In his recent mid-year market commentary, Oakmark Fund Portfolio Manager Bill Nygren says that he “continue[s] to believe that today’s long-term investors will increase their capital more by investing in stocks than by investing in other assets”, and that “the long-term return for stocks purchased today is likely to be higher than historical average returns”.
Nygren gives three main reasons for his bullishness, with the first being valuations. “The S&P 500 trades at about 900 with operating earnings in 2009 expected to be in the $60s,” he says, adding that the big question is what “normal” earnings will look like going forward. “If 2009 earnings represent a ‘normal’ base from which mid-single digit growth resumes, then expected returns from an investment today would be several percentage points above government bonds, which is consistent with historical averages,” he says, noting that “typically when a recession ends, earnings recover much more rapidly than would be implied by normal earnings growth.”
“In our view, the biggest question concerning earnings is when they will recover, not if,” Nygren says. “Starting from a ‘normal’ P/E level, we believe the market should increase from here more or less as much as earnings recover, which would lead to above-average returns.”

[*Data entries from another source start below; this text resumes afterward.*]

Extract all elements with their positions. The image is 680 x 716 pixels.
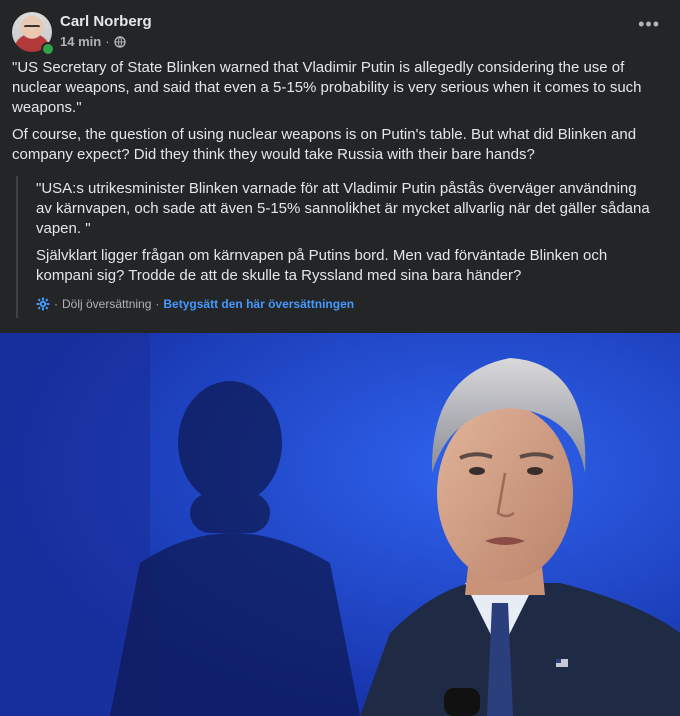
post-timestamp[interactable]: 14 min (60, 34, 101, 49)
translation-text: "USA:s utrikesminister Blinken varnade f… (36, 179, 656, 293)
hide-translation-link[interactable]: Dölj översättning (62, 297, 151, 311)
footer-separator: · (155, 297, 160, 311)
post-paragraph: "US Secretary of State Blinken warned th… (12, 59, 642, 116)
translation-paragraph: Självklart ligger frågan om kärnvapen på… (36, 247, 608, 284)
post-card: Carl Norberg 14 min · ••• "US Secretary … (0, 0, 680, 716)
meta-separator: · (105, 34, 110, 49)
avatar-glasses (24, 25, 40, 31)
footer-separator: · (54, 297, 58, 311)
post-photo[interactable] (0, 333, 680, 716)
post-body: "US Secretary of State Blinken warned th… (12, 58, 662, 172)
translation-block: "USA:s utrikesminister Blinken varnade f… (16, 176, 662, 318)
rate-translation-link[interactable]: Betygsätt den här översättningen (163, 297, 354, 311)
post-paragraph: Of course, the question of using nuclear… (12, 126, 637, 163)
translation-footer: · Dölj översättning · Betygsätt den här … (36, 297, 354, 311)
author-name[interactable]: Carl Norberg (60, 13, 152, 30)
gear-icon[interactable] (36, 297, 50, 311)
photo-illustration (0, 333, 680, 716)
globe-icon (113, 35, 126, 48)
translation-paragraph: "USA:s utrikesminister Blinken varnade f… (36, 180, 650, 237)
post-header: Carl Norberg 14 min · ••• (12, 10, 668, 56)
more-options-icon[interactable]: ••• (638, 15, 660, 33)
online-status-badge (41, 42, 55, 56)
post-meta: 14 min · (60, 34, 126, 49)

Another bullish sign, according to Nygren, involves cash on the sidelines. “Before the 2008 bear market, [the ratio of money market funds to S&P 500 market value] had averaged about 18% since 1980, meaning that there was typically enough cash in money market funds to buy 18% of the S&P 500,” he says. “In March 2009 it peaked at 65%, more than three times its long-term average and more than twice its prior peaks.” At the end of the second quarter, that figure had fallen to 46% — lower, but still well above the long-term average. “We conclude that there is still plenty of fire power waiting to invest in stocks,” Nygren says.

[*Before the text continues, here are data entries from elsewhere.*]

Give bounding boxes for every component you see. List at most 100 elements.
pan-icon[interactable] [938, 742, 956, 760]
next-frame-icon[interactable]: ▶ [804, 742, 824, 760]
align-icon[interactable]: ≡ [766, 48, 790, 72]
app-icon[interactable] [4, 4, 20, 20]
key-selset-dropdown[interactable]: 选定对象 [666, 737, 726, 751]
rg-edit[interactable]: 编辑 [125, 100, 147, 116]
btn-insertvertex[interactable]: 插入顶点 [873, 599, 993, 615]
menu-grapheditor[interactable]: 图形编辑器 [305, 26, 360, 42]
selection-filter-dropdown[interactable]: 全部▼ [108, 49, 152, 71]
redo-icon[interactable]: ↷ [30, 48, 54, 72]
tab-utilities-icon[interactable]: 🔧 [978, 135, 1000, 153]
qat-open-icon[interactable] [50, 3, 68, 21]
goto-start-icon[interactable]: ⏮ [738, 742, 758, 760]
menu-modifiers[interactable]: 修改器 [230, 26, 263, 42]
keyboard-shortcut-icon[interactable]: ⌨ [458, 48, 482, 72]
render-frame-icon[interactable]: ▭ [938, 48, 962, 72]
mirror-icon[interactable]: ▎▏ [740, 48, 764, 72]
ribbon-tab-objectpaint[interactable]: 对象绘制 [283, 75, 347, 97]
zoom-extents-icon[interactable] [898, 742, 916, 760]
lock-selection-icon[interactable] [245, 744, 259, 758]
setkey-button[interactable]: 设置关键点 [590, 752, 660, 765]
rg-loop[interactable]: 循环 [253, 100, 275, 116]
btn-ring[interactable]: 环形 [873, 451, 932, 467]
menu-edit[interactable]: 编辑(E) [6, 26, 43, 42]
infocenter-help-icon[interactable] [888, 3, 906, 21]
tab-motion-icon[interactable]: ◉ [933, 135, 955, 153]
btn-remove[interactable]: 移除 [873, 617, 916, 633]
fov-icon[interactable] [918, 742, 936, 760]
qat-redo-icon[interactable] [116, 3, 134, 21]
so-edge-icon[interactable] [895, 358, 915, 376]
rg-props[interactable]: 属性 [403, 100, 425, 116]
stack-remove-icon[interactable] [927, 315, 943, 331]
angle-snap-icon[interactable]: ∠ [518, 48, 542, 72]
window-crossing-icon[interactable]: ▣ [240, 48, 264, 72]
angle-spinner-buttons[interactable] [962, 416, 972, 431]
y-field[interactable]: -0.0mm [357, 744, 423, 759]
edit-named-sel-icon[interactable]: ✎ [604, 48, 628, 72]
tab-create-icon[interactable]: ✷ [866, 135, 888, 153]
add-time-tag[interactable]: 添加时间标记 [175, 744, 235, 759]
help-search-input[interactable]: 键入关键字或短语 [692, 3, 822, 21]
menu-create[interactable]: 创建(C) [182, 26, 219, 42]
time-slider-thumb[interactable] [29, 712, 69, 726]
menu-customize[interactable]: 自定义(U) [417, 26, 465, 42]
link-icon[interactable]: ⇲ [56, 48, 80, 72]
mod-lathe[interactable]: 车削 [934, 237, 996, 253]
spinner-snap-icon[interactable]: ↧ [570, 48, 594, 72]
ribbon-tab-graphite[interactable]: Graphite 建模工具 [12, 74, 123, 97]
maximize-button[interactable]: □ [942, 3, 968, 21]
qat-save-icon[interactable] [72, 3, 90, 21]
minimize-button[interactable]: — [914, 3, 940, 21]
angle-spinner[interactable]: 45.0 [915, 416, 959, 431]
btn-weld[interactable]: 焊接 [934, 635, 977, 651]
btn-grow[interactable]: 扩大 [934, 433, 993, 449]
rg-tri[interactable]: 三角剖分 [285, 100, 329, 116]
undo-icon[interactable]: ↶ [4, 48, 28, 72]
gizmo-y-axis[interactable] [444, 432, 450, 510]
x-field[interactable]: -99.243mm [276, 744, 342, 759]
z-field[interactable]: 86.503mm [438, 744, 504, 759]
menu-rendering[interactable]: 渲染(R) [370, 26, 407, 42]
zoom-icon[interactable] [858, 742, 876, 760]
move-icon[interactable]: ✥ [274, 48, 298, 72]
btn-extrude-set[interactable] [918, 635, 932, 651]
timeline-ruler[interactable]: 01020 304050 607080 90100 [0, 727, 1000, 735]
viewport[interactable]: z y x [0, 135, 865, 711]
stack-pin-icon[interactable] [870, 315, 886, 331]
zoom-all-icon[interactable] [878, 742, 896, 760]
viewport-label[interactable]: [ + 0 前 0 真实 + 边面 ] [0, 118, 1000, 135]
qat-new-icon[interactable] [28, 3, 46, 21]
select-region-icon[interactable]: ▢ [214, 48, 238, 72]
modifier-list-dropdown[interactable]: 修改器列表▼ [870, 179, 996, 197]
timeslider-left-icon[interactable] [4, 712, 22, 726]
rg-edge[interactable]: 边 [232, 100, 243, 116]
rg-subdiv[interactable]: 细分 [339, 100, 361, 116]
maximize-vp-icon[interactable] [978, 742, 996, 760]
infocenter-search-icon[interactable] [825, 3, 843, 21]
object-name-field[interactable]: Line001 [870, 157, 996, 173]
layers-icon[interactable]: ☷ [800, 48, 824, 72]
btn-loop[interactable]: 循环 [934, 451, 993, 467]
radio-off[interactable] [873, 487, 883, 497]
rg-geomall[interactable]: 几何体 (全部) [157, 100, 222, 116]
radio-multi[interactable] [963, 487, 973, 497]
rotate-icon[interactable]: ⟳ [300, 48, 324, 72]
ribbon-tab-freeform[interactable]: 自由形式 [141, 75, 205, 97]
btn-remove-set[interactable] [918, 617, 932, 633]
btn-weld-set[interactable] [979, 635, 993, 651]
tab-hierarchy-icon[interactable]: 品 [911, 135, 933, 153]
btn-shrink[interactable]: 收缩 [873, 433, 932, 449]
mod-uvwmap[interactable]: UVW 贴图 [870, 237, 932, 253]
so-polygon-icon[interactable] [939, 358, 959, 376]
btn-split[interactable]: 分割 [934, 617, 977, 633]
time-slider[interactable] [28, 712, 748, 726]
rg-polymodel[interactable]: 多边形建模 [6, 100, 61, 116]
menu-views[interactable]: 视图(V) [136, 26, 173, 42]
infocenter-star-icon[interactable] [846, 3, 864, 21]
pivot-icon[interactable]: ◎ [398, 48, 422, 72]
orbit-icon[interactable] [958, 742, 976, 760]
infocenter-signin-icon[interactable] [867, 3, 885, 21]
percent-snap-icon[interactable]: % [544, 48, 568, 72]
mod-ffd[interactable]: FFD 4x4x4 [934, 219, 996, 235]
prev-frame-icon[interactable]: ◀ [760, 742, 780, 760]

Finally, Nygren cites investor sentiment. He believes most investors think the recent market surge wasn’t accompanied by improvement in the economy, and that investors should wait for a decline to buy stocks again. “While we applaud the effort to tie stock price movements to fundamentals, we have to ask, where were these fundamentalists when the market was in freefall?” Nygren says. “We believe that panicked investors, momentum investors and short sellers all combined to drive the market far beneath the level that was justified by the economy’s cyclical decline. In our view, the March low — not today’s market — was disconnected from fundamentals.”